'903 ways to see Melbourne' by Debi Hamilton
It was watching the empty buses leave in the dark outside the restaurant that did it. I was eating with my lover and my daughter on a June evening in Altona when I found myself being distracted by the rooms of light, quite empty, that floated behind my daughter's back. Every ten or fifteen minutes there would be another one heading off into the night, passengerless, to complete a huge orbit of Melbourne.
I went home and entered the bus route number in my computer. I discovered that seven orbital bus routes – the longest suburban ones in the country – were launched in Melbourne in 2009 to complement the existing radial spokes. The transport map of Melbourne, once a giant crooked asterisk, had become a web, at last allowing cross-town travel by public transport.
Strangers to Melbourne might do laps on the City Circle tram, or buy a ticket for the Melbourne Visitor Shuttle, or pop down to the Yarra to go on a river cruise. Instead, I opted to take a ride on one of these orbital routes.

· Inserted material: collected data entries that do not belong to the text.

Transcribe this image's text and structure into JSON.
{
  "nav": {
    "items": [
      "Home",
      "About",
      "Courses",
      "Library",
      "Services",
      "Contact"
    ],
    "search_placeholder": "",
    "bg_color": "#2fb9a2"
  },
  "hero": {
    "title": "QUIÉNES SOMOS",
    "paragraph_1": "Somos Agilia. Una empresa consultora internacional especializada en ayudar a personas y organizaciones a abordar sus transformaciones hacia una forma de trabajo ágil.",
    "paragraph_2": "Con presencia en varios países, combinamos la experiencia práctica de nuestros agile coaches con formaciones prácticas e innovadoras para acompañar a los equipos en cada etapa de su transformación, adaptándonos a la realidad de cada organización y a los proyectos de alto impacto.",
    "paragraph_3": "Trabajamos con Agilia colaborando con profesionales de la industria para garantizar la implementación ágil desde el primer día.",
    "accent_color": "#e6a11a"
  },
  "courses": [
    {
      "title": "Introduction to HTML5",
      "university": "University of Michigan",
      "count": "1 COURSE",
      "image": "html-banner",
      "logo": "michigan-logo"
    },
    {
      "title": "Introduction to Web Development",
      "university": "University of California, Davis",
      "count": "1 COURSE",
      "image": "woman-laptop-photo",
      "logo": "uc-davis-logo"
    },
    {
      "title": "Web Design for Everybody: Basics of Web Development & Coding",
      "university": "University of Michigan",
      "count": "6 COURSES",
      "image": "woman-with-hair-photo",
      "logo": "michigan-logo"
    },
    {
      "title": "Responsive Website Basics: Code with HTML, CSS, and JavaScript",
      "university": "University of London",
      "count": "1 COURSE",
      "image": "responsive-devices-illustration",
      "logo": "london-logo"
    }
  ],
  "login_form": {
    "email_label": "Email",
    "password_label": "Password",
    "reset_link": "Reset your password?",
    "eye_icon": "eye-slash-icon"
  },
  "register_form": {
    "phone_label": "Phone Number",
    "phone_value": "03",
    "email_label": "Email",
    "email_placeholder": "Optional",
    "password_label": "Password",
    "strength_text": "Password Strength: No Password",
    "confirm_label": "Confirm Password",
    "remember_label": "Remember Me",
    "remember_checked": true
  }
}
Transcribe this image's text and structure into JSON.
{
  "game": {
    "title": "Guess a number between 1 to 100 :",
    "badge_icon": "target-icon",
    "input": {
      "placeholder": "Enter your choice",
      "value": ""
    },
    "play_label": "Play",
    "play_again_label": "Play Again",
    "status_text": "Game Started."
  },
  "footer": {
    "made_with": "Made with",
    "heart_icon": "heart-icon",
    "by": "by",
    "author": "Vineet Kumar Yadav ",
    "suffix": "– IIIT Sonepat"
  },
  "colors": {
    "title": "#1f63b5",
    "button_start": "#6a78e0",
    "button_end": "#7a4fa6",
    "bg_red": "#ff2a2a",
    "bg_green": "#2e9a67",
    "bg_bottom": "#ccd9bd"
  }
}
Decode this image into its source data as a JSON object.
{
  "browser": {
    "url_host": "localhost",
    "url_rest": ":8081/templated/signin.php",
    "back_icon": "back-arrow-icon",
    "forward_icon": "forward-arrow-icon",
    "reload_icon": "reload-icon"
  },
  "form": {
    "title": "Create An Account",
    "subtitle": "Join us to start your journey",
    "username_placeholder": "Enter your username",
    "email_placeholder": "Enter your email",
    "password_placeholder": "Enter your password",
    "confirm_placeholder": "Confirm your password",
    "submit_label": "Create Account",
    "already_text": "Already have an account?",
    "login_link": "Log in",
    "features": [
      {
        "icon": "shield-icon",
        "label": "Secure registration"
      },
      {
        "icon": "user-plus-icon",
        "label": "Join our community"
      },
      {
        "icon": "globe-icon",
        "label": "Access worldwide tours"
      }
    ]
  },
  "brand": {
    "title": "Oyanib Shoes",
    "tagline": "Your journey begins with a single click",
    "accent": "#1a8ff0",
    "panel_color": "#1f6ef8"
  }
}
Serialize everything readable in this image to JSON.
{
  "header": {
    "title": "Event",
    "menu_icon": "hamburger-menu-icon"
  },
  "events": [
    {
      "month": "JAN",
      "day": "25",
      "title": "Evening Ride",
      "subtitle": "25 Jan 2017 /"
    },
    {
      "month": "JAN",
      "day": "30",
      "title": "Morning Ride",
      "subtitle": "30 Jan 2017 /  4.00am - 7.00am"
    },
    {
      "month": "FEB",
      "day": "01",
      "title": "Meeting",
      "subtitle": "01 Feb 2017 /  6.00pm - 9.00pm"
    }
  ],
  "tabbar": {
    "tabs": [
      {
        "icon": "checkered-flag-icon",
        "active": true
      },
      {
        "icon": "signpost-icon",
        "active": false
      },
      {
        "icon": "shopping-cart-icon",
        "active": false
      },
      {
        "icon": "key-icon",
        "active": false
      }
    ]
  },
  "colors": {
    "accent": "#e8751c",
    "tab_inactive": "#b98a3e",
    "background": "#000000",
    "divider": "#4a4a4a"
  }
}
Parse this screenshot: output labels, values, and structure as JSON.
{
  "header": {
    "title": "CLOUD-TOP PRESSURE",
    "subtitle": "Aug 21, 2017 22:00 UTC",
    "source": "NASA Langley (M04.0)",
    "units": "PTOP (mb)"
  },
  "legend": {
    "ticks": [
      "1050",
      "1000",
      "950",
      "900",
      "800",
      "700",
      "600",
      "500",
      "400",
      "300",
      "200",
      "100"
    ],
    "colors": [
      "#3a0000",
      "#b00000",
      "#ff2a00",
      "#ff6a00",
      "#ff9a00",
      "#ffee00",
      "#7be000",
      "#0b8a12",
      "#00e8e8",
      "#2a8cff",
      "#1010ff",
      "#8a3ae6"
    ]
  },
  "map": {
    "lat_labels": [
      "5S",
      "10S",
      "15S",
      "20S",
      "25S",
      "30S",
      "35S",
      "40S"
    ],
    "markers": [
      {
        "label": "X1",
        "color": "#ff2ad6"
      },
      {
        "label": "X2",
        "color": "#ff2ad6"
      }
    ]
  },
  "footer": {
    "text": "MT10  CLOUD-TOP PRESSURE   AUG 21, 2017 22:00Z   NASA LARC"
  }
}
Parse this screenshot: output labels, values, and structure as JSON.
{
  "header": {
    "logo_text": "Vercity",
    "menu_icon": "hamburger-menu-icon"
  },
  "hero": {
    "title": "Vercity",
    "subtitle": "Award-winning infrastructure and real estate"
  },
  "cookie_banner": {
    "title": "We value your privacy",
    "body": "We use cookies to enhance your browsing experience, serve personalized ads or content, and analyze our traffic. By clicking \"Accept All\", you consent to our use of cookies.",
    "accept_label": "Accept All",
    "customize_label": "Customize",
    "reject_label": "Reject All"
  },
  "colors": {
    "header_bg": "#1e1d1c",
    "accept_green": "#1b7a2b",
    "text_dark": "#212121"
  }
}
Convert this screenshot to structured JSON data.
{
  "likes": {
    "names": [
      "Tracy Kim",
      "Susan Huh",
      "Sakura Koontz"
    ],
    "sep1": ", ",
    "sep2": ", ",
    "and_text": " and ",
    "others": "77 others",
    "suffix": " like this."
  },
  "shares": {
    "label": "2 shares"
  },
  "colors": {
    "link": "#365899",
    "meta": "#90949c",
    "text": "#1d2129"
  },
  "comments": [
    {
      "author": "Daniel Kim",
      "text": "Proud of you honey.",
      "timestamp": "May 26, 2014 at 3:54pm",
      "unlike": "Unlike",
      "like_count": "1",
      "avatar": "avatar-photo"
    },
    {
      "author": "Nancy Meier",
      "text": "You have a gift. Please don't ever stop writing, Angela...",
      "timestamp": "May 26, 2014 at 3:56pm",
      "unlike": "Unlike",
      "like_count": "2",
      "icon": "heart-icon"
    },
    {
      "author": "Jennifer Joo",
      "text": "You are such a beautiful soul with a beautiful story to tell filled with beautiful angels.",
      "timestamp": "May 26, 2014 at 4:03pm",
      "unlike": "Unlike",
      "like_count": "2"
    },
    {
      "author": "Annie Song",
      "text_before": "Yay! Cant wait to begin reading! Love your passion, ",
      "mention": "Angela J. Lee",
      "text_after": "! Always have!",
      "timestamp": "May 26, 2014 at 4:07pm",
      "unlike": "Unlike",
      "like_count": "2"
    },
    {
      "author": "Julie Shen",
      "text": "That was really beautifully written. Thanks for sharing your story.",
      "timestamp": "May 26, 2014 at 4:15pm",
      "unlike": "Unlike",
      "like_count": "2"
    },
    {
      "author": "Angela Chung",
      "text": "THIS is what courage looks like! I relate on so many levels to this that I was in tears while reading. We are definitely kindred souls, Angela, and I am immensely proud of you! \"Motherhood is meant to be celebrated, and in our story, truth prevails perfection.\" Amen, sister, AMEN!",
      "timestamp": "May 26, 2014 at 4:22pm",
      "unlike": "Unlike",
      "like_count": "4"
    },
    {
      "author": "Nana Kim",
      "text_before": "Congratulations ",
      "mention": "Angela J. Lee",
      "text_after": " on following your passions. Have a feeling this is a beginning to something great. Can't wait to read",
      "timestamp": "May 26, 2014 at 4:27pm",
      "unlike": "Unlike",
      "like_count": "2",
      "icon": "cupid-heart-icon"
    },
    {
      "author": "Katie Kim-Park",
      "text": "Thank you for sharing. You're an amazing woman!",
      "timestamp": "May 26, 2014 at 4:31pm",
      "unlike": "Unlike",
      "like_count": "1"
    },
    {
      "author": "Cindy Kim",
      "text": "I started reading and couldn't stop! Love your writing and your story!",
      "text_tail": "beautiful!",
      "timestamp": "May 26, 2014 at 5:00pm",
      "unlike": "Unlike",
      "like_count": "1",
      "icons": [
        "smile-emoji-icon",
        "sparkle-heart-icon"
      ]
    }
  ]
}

First, some figures, to put things in perspective. The longest orbital route, the 901 from Frankston to the airport, clocks in at 114 kilometres. The journey from start to finish takes four hours. For some reason, the 903, from Altona to Mordialloc, which transcribes a massive, jagged arc around Melbourne's suburban sprawl, takes four and a quarter hours to complete eighty-six kilometres. This represents an average speed accomplishable, even by someone like me, on a bicycle.